To better serve their patients, the doctors also established a nursing school at the hospital. Female students attended lectures in the evening and received on-the-job training during their shifts at the hospital. Ms. Marion Gambetta, also pictured above, was in the graduating class of 1912 and worked at the hospital for many years. In a sign of the times, her Novato pioneer family, organized a “card-party” and dance to celebrate her graduation that was held at the Tamalpais Center in Kentfield. With more than 200 attendees, the winner of the card-party had the “honor” of escorting Ms. Gambetta to the dance.
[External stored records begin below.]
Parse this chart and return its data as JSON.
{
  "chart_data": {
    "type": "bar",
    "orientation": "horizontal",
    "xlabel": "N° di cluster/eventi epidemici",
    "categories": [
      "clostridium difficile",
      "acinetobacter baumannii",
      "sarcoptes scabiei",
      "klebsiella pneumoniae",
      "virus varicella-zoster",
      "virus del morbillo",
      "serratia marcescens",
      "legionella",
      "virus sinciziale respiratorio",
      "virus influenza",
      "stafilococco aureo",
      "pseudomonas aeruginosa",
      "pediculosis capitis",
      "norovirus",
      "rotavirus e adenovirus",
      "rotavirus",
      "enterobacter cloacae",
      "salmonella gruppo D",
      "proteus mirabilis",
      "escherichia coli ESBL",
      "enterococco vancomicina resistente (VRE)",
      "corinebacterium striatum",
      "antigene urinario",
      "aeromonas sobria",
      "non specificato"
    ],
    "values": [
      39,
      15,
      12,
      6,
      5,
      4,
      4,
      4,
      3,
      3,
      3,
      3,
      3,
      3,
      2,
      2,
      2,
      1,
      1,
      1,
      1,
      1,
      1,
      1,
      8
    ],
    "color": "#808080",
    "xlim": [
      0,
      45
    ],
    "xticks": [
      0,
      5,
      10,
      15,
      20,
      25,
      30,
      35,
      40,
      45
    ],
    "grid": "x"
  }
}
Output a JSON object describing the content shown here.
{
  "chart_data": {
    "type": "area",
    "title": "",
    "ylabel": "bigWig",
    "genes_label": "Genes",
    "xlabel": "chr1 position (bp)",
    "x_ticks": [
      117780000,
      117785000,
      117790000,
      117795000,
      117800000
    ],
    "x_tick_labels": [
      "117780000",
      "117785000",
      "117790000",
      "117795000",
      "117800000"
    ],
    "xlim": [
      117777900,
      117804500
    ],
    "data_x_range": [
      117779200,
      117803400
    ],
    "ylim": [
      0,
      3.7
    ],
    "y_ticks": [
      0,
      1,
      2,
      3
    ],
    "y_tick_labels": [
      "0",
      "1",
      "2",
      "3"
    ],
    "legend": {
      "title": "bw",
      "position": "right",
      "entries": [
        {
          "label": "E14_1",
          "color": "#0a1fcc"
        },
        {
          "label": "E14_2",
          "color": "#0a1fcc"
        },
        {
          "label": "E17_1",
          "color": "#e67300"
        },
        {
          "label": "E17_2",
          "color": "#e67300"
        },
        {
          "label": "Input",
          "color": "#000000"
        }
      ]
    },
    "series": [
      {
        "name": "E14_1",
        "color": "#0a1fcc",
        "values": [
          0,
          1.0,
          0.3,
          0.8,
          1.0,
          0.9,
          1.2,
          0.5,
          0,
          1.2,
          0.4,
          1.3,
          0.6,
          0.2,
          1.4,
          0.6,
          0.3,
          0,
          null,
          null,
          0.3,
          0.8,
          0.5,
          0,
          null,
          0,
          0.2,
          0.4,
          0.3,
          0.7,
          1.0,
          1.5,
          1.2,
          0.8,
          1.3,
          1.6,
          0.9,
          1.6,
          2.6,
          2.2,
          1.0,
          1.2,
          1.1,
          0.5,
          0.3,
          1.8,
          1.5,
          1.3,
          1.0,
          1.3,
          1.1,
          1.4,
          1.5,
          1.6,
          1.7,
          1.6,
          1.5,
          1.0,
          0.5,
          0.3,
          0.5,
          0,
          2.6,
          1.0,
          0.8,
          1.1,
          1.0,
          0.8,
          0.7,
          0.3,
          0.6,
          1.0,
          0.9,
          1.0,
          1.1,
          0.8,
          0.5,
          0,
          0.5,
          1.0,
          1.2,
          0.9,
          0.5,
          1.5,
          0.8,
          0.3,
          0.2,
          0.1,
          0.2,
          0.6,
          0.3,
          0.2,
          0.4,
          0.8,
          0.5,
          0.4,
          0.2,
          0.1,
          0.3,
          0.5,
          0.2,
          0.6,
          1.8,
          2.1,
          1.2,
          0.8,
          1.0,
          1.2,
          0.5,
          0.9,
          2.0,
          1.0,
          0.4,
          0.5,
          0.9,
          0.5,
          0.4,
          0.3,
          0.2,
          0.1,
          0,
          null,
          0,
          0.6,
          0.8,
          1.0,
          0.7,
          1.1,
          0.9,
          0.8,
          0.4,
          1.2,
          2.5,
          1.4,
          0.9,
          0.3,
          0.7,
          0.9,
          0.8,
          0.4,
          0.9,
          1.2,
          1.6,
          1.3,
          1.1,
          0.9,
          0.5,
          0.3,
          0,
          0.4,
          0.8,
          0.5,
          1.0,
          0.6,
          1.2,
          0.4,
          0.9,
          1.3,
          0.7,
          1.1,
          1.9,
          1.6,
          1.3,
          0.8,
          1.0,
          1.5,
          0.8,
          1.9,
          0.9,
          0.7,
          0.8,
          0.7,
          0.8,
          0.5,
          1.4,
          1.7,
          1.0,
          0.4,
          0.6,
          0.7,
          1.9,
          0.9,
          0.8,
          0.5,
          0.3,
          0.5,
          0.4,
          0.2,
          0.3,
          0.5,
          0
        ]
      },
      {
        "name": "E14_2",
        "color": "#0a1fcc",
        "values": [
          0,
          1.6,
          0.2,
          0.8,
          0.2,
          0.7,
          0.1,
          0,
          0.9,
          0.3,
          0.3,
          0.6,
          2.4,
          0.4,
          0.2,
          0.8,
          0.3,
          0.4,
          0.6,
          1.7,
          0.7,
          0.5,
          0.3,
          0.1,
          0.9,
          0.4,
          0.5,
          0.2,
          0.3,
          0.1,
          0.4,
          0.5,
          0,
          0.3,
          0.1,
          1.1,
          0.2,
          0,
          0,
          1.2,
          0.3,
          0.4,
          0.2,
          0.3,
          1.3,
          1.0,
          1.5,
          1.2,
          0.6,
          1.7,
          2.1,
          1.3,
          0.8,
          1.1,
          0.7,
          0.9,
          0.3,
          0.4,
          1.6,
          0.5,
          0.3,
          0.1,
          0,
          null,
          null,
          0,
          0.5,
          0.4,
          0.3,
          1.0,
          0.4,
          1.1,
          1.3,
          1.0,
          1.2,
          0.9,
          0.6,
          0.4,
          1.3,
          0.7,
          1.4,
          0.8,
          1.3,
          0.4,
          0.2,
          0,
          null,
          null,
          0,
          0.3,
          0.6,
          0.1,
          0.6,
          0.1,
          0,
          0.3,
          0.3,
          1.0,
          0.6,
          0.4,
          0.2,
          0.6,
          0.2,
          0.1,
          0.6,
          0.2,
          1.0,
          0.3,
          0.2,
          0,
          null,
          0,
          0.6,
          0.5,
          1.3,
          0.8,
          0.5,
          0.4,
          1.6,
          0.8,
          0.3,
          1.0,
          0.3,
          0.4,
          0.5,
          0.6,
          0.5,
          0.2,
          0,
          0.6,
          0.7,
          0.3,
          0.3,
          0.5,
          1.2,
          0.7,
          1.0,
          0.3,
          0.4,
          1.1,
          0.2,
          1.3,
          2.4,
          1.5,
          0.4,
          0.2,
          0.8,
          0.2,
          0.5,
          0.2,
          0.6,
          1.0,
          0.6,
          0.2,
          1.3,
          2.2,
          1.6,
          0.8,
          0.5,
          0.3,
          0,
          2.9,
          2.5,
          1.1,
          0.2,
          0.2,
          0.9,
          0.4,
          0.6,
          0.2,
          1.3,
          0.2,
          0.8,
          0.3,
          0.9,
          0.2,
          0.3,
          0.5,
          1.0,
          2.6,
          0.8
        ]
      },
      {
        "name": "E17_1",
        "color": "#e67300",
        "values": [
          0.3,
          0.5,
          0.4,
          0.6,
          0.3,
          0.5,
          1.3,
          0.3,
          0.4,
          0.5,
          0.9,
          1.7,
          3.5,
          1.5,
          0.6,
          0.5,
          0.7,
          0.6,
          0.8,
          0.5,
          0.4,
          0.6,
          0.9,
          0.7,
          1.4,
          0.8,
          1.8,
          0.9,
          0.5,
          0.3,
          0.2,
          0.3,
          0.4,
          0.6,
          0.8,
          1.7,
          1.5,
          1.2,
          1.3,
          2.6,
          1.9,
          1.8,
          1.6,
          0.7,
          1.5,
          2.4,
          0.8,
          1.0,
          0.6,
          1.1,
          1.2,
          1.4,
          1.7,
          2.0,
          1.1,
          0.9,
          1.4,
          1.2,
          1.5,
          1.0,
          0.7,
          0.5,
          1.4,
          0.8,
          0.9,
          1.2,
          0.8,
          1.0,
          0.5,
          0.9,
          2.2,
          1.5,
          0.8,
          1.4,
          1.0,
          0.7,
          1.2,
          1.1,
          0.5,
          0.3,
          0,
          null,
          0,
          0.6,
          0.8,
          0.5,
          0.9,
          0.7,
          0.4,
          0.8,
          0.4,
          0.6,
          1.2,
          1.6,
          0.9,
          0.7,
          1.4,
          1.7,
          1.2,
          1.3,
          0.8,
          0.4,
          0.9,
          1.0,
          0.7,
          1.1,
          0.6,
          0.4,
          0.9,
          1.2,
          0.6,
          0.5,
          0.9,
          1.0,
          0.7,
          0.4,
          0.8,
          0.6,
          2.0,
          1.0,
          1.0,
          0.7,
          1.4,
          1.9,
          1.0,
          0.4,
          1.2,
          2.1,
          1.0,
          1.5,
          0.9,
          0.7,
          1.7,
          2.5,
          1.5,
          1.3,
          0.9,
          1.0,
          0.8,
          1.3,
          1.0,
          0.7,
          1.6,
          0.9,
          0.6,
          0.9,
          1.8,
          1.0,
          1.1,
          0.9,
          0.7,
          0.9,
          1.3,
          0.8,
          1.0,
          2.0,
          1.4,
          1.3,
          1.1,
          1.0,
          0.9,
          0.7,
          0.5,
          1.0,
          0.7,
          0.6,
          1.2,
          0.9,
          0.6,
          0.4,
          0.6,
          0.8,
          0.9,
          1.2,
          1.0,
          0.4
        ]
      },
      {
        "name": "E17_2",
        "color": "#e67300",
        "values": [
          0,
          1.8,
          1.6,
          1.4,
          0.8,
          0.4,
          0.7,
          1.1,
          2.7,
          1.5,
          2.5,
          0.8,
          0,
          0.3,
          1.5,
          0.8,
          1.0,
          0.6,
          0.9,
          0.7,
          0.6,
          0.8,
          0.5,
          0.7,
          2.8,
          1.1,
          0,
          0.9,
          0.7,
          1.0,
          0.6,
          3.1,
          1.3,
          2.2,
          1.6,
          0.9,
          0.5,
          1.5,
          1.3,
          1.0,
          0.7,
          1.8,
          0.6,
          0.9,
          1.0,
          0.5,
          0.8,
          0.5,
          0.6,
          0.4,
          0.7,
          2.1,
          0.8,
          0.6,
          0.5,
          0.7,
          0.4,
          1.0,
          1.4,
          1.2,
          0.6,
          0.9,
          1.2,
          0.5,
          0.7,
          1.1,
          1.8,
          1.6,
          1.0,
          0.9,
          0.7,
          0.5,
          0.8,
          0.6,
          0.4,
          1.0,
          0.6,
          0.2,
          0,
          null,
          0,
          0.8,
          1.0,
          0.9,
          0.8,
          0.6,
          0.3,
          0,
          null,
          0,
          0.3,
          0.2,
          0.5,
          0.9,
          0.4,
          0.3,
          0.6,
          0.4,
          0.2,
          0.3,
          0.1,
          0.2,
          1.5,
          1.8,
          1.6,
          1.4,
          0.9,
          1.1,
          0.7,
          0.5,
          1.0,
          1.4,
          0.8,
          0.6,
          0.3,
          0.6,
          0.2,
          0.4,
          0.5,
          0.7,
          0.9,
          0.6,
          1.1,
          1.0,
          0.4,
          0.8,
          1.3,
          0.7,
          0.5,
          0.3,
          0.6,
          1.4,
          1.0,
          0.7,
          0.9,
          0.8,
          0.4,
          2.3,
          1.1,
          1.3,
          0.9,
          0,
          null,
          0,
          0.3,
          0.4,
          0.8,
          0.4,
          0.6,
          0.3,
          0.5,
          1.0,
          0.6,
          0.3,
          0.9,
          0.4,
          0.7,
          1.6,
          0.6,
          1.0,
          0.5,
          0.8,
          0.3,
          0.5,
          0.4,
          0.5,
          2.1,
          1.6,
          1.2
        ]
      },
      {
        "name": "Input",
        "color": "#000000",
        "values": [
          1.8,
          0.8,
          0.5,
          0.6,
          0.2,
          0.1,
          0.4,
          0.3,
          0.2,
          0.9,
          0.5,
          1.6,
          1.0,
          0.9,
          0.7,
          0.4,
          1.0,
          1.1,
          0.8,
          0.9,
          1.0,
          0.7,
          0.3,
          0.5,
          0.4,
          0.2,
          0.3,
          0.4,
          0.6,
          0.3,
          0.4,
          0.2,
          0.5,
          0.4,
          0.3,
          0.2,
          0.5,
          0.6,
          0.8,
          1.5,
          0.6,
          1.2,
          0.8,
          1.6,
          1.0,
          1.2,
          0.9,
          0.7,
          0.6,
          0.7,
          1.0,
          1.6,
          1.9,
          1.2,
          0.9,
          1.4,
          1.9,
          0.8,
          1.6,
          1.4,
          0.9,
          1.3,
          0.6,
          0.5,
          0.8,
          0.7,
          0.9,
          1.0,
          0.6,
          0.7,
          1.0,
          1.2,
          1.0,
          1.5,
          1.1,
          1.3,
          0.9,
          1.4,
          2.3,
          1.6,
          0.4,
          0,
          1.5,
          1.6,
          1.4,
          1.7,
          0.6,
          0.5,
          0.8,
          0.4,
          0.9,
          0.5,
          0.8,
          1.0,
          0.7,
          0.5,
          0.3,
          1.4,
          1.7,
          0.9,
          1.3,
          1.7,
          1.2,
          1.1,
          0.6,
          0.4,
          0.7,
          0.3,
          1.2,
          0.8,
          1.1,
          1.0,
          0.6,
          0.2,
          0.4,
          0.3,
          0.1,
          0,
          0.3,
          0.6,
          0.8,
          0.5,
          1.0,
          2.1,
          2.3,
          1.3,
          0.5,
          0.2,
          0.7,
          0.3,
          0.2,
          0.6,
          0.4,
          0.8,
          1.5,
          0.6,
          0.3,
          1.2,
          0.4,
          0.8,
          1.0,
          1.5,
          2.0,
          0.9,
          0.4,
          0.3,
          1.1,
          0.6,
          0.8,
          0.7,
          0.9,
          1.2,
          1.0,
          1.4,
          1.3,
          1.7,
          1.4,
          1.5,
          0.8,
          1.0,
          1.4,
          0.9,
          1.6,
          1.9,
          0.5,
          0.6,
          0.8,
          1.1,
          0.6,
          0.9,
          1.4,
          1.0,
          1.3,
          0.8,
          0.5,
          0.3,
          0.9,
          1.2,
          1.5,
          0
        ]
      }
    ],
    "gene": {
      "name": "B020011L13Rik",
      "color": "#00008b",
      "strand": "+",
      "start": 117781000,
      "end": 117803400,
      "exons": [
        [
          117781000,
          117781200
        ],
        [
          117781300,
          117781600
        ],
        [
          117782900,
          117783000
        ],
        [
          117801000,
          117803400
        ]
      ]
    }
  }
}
In the early 20th century, it was common practice to publish patient arrivals, injuries, conditions and recoveries in the local press. Newspaper accounts relate, sometimes in gruesome detail, those patients recovering from appendectomies and other surgeries, those brought to the hospital after collisions between horse-drawn carriages and early automobiles, victims of fire injuries, robbery and gunshot victims, and those injured or killed in train accidents. On the brighter side, births to county residents were also heralded, including this Marin Journal announcement in 1907, “Mrs. T.J. Clancy became the mother of a boy and girl this morning. This is the third successive time she has given birth to twins, the first being both boys and the second girls.” Cottage Hospital was sold to Elsie Simmons in 1920 and was moved into a new, larger building adjacent to the original at 5th and Nye St. in 1927. Ms. Simmons married Joseph Dias and the two operated the facility until selling it to John Taylor in 1946. He changed the name to San Rafael General Hospital, enlarged it to 65 rooms and eventually ran it as a non-profit until it closed in 1966.